By Jill Fox
The future of the Heron Bay Golf Course has been a hot-button issue in Parkland since it closed in 2018. Potential buyers of the course face several challenges since anyone who develops the land has to follow specific criteria stemming from city ordinances and land-use restrictions.
Purchased in 2010 for $4.75 million by ClubLink, the Canadian corporation owns several other South Florida clubs, including the Woodlands Country Club, Palm Aire, and Eagle Trace Golf Club.
Rumors about the next steps have circulated from commercial development to green space and include North Springs Improvement District (NSID) purchasing the land.
NSID provides water for nearly 40,000 residents in Parkland and Coral Springs, and at their November 4, workshop there was a preliminary discussion of a possible land recreation area acquisition.
“We had a public workshop about it, but there is no contract yet,” said Rod Colon, NSID District Manager.
According to Colon, NSID is interested in buying the land for three reasons: stormwater retention, conservation, and recreation. NSID is currently in negotiations with ClubLink and has plans to move forward if they can agree on a fair price.
“We are 100 percent interested, but we have to see if the deal is reasonable,” said Colon.
Most recently, on November 9, when Tropical Storm Eta caused flooding in South Florida, the North Springs system was at capacity. If growth is anticipated in the area, this acquisition will help prepare for the future. If and when the parties come to terms, the project will be presented to the governing board.
Currently, NSID is trying to obtain grant funding from the state with a maximum of $5 million.
Colon said they have been working day and night and think they have a good opportunity through the Florida Department of Environmental Protection.
“I didn’t see any other project in Broward County that has this type of potential,” he said.
Stormwater retention would benefit the entire district, but Colon said residents would be more inclined to notice the walking trails that they can actually see.
“It’s very exciting — hopefully, the numbers make sense,” he said.
Colon said they have already approached the city to get their thoughts, but NSID plans to do a heavy public outreach program if a deal occurs.
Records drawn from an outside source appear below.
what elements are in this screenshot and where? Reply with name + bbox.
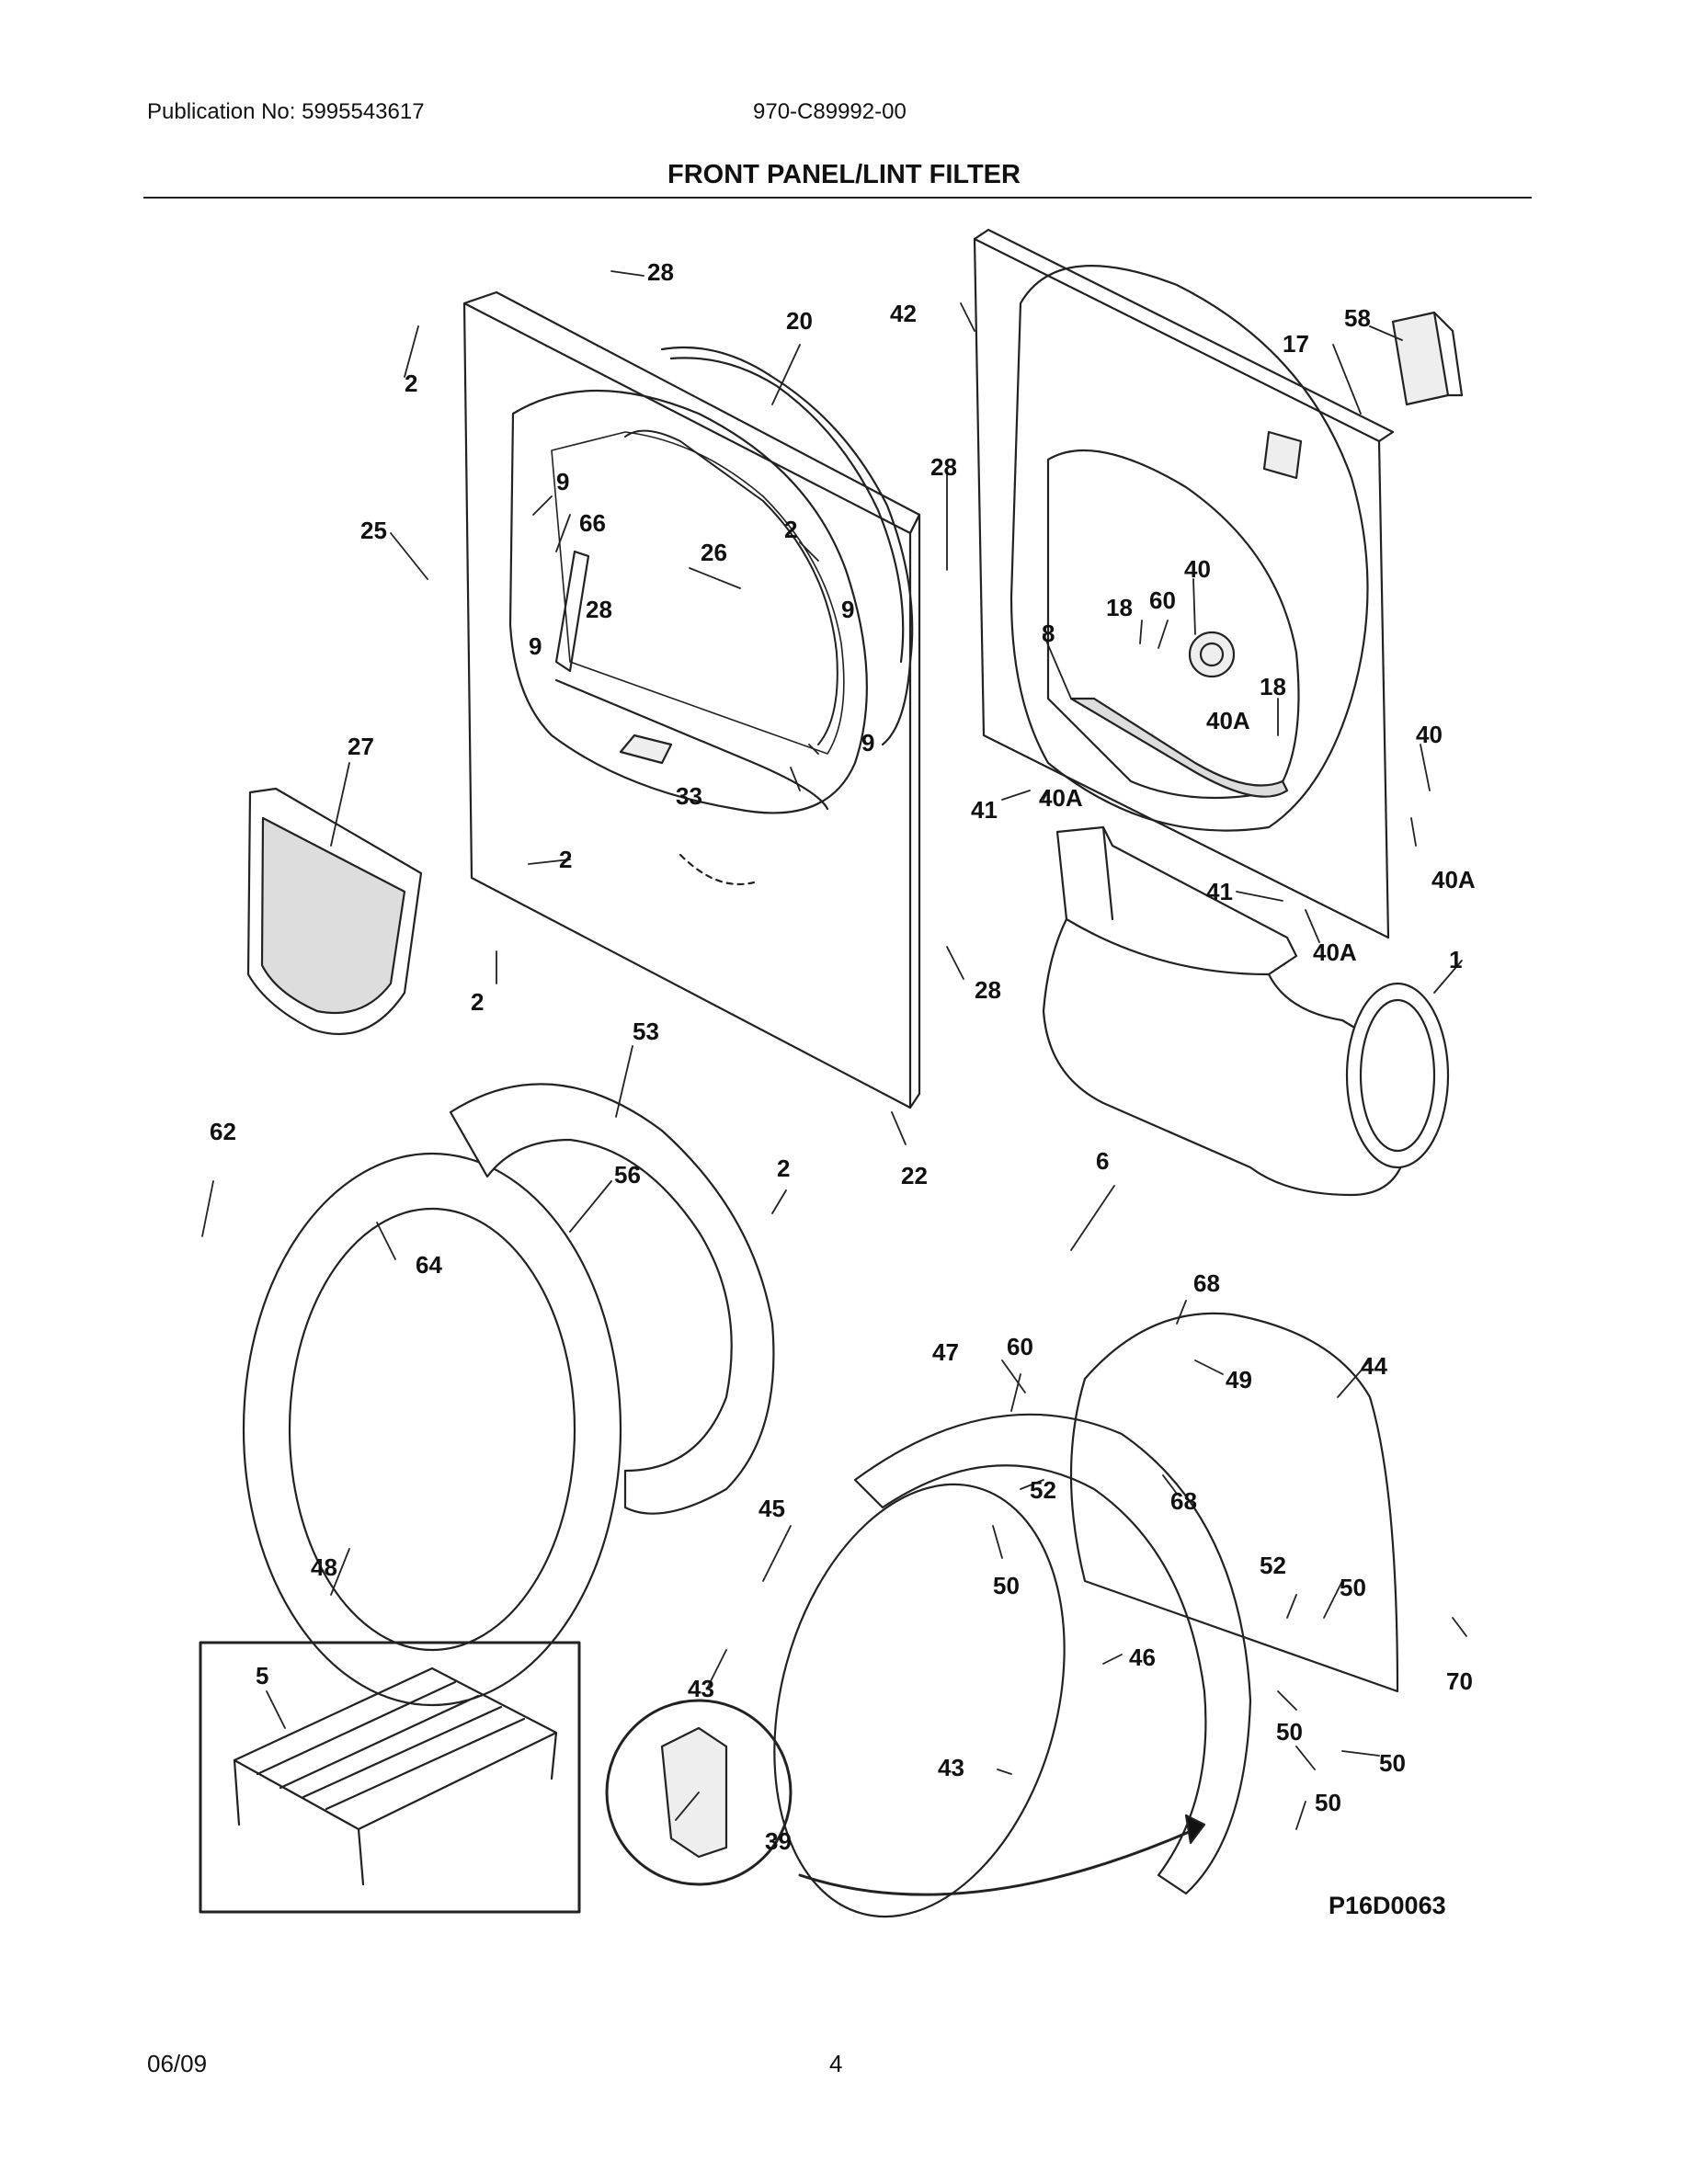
callout-26: 26 bbox=[701, 539, 727, 566]
page-title: FRONT PANEL/LINT FILTER bbox=[667, 160, 1021, 189]
callout-70: 70 bbox=[1446, 1667, 1473, 1695]
callout-68: 68 bbox=[1170, 1487, 1197, 1515]
door-outer-ring bbox=[242, 1152, 622, 1707]
door-seal bbox=[660, 346, 914, 746]
callout-45: 45 bbox=[758, 1495, 785, 1522]
callout-2: 2 bbox=[784, 516, 797, 543]
callout-18: 18 bbox=[1106, 594, 1133, 621]
callout-60: 60 bbox=[1007, 1333, 1033, 1360]
callout-1: 1 bbox=[1449, 946, 1462, 973]
callout-40: 40 bbox=[1416, 721, 1443, 748]
callout-28: 28 bbox=[930, 453, 957, 481]
callout-2: 2 bbox=[471, 988, 484, 1016]
callout-68: 68 bbox=[1193, 1269, 1220, 1297]
callout-46: 46 bbox=[1129, 1644, 1156, 1671]
footer-date: 06/09 bbox=[147, 2050, 208, 2077]
callout-9: 9 bbox=[861, 729, 874, 756]
callout-9: 9 bbox=[841, 596, 854, 623]
callout-18: 18 bbox=[1260, 673, 1286, 700]
publication-number: Publication No: 5995543617 bbox=[147, 99, 425, 124]
drying-rack-inset bbox=[199, 1641, 581, 1914]
callout-47: 47 bbox=[932, 1338, 959, 1366]
callout-58: 58 bbox=[1344, 304, 1371, 332]
callout-28: 28 bbox=[975, 976, 1001, 1004]
callout-2: 2 bbox=[777, 1155, 790, 1182]
blower-duct bbox=[1042, 825, 1410, 1197]
callout-62: 62 bbox=[210, 1118, 236, 1145]
callout-56: 56 bbox=[614, 1161, 641, 1189]
callout-6: 6 bbox=[1096, 1147, 1109, 1175]
callout-5: 5 bbox=[256, 1662, 268, 1689]
callout-22: 22 bbox=[901, 1162, 928, 1189]
callout-50: 50 bbox=[1340, 1574, 1366, 1601]
callout-33: 33 bbox=[676, 782, 702, 810]
callout-17: 17 bbox=[1283, 330, 1309, 358]
callout-44: 44 bbox=[1361, 1352, 1387, 1380]
callout-42: 42 bbox=[890, 300, 917, 327]
callout-52: 52 bbox=[1030, 1476, 1056, 1504]
callout-60: 60 bbox=[1149, 586, 1176, 614]
leader-lines bbox=[201, 270, 1467, 1830]
callout-27: 27 bbox=[348, 733, 374, 760]
callout-9: 9 bbox=[556, 468, 569, 495]
callout-40A: 40A bbox=[1206, 707, 1250, 734]
callout-2: 2 bbox=[405, 370, 417, 397]
callout-40A: 40A bbox=[1431, 866, 1476, 893]
callout-9: 9 bbox=[529, 632, 542, 660]
callout-28: 28 bbox=[586, 596, 612, 623]
model-number: 970-C89992-00 bbox=[753, 99, 907, 124]
callout-66: 66 bbox=[579, 509, 606, 537]
door-glass bbox=[773, 1483, 1066, 1918]
fan-ring bbox=[1345, 982, 1450, 1169]
callout-39: 39 bbox=[765, 1827, 792, 1855]
callout-28: 28 bbox=[647, 258, 674, 286]
callout-2: 2 bbox=[559, 846, 572, 873]
callout-43: 43 bbox=[938, 1754, 964, 1781]
callout-43: 43 bbox=[688, 1675, 714, 1702]
drawing-code: P16D0063 bbox=[1329, 1892, 1446, 1919]
door-gasket bbox=[1069, 1312, 1399, 1693]
callout-25: 25 bbox=[360, 517, 387, 544]
callout-49: 49 bbox=[1226, 1366, 1252, 1393]
door-inner-ring bbox=[449, 1083, 775, 1515]
callout-50: 50 bbox=[1315, 1789, 1341, 1816]
title-divider bbox=[143, 197, 1532, 199]
hinge-detail bbox=[605, 1699, 1206, 1896]
callout-20: 20 bbox=[786, 307, 813, 335]
callout-48: 48 bbox=[311, 1553, 337, 1581]
door-inner-frame bbox=[853, 1413, 1252, 1895]
callout-40A: 40A bbox=[1313, 938, 1357, 966]
front-panel bbox=[462, 290, 921, 1109]
callout-41: 41 bbox=[971, 796, 998, 824]
thermostat-box bbox=[1391, 311, 1464, 406]
callout-50: 50 bbox=[1379, 1749, 1406, 1777]
page-number: 4 bbox=[829, 2050, 843, 2077]
callout-64: 64 bbox=[416, 1251, 442, 1279]
callout-50: 50 bbox=[993, 1572, 1020, 1599]
callout-41: 41 bbox=[1206, 878, 1233, 905]
callout-50: 50 bbox=[1276, 1718, 1303, 1746]
callout-40: 40 bbox=[1184, 555, 1211, 583]
callout-40A: 40A bbox=[1039, 784, 1083, 812]
callouts: 2 28 20 42 17 58 9 66 25 2 26 28 28 9 9 … bbox=[210, 258, 1476, 1919]
callout-53: 53 bbox=[633, 1018, 659, 1045]
callout-52: 52 bbox=[1260, 1552, 1286, 1579]
rear-bulkhead bbox=[973, 228, 1395, 939]
lint-filter bbox=[246, 787, 423, 1036]
callout-8: 8 bbox=[1042, 620, 1055, 647]
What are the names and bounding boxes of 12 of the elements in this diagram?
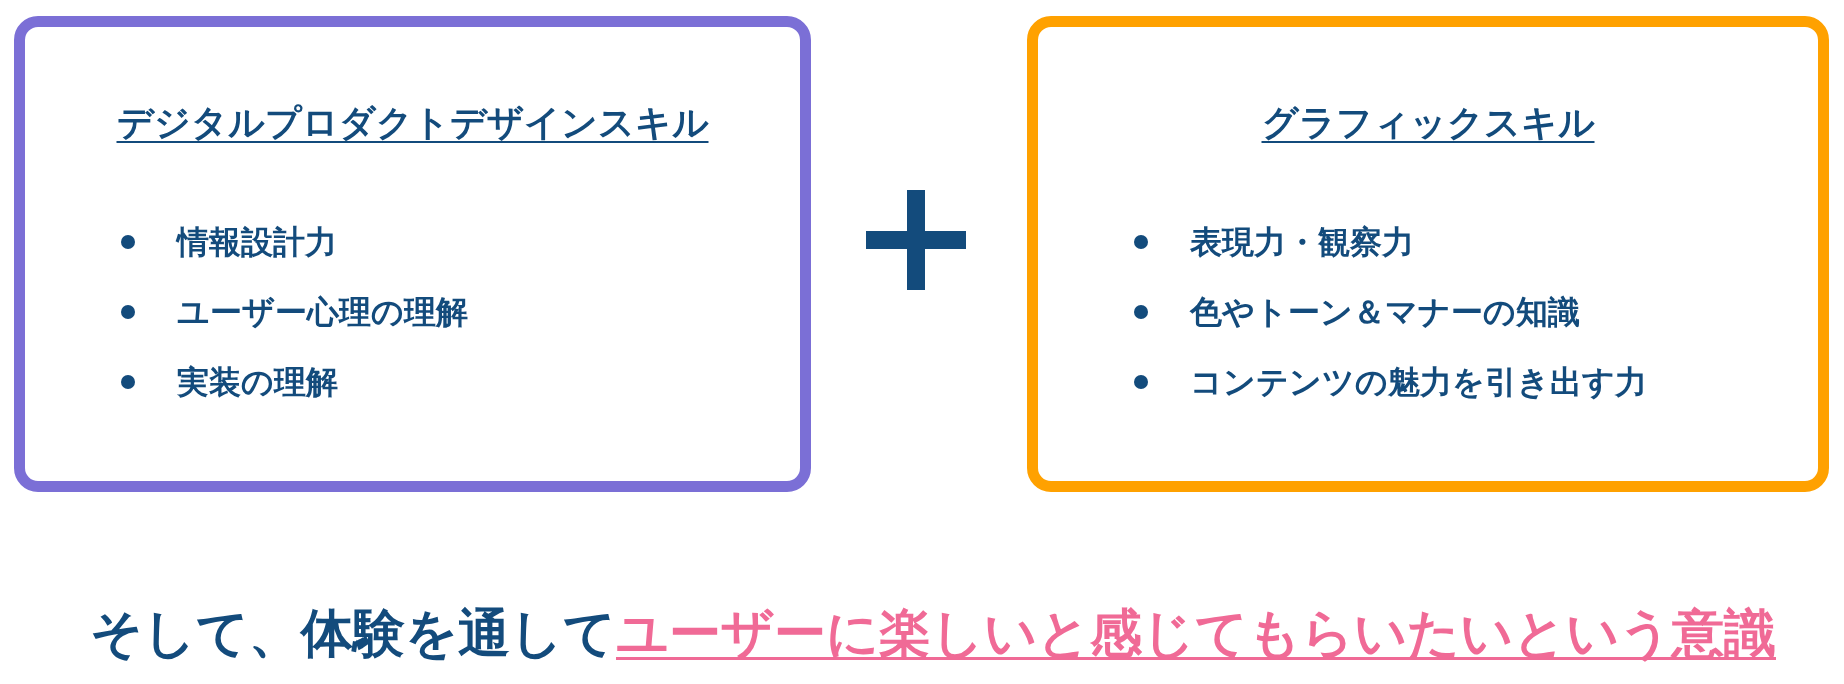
skill-card — [14, 16, 811, 492]
bullet-item: 情報設計力 — [177, 222, 337, 263]
card-heading: デジタルプロダクトデザインスキル — [116, 102, 709, 143]
bullet-item: ユーザー心理の理解 — [177, 292, 468, 333]
bullet-item: コンテンツの魅力を引き出す力 — [1190, 362, 1647, 403]
bullet-item: 実装の理解 — [177, 362, 338, 403]
bullet-item: 色やトーン＆マナーの知識 — [1190, 292, 1580, 333]
card-heading: グラフィックスキル — [1261, 102, 1595, 143]
highlighted-text: ユーザーに楽しいと感じてもらいたいという意識 — [616, 602, 1776, 665]
bullet-item: 表現力・観察力 — [1190, 222, 1414, 263]
skill-card — [1027, 16, 1829, 492]
summary-text: そして、体験を通して — [90, 602, 616, 665]
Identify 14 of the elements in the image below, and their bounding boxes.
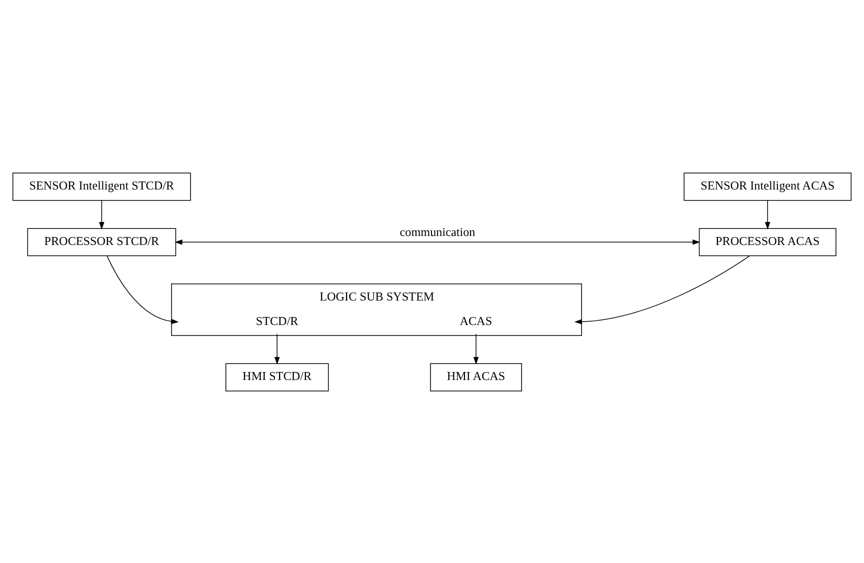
node-box: PROCESSOR ACAS (698, 228, 836, 256)
node-box: SENSOR Intelligent ACAS (684, 172, 852, 200)
arrow (764, 200, 770, 230)
arrow (174, 238, 700, 244)
node-box: HMI STCD/R (225, 362, 329, 391)
node-box: HMI ACAS (430, 362, 522, 391)
arrow (473, 333, 479, 364)
node-box: PROCESSOR STCD/R (27, 228, 176, 256)
arrow (274, 333, 280, 364)
arrow (574, 255, 750, 324)
arrow (106, 255, 179, 324)
node-box: SENSOR Intelligent STCD/R (12, 172, 191, 200)
arrow (99, 200, 104, 230)
edge-label: communication (400, 224, 476, 238)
They are hoping ClubLink gets back to them within the month.
“We’ve been talking to them [ClubLink] for over a year. The longer they go on, the more capital they have to put into it,” he said.
Mayor Rich Walker sees this as a good investment for NSID and a win-win for Parkland.
“It’s good for the residents because it gives those who own homes some security, with no additional traffic and no more homes, and it’s good for Parkland schools, population, and density.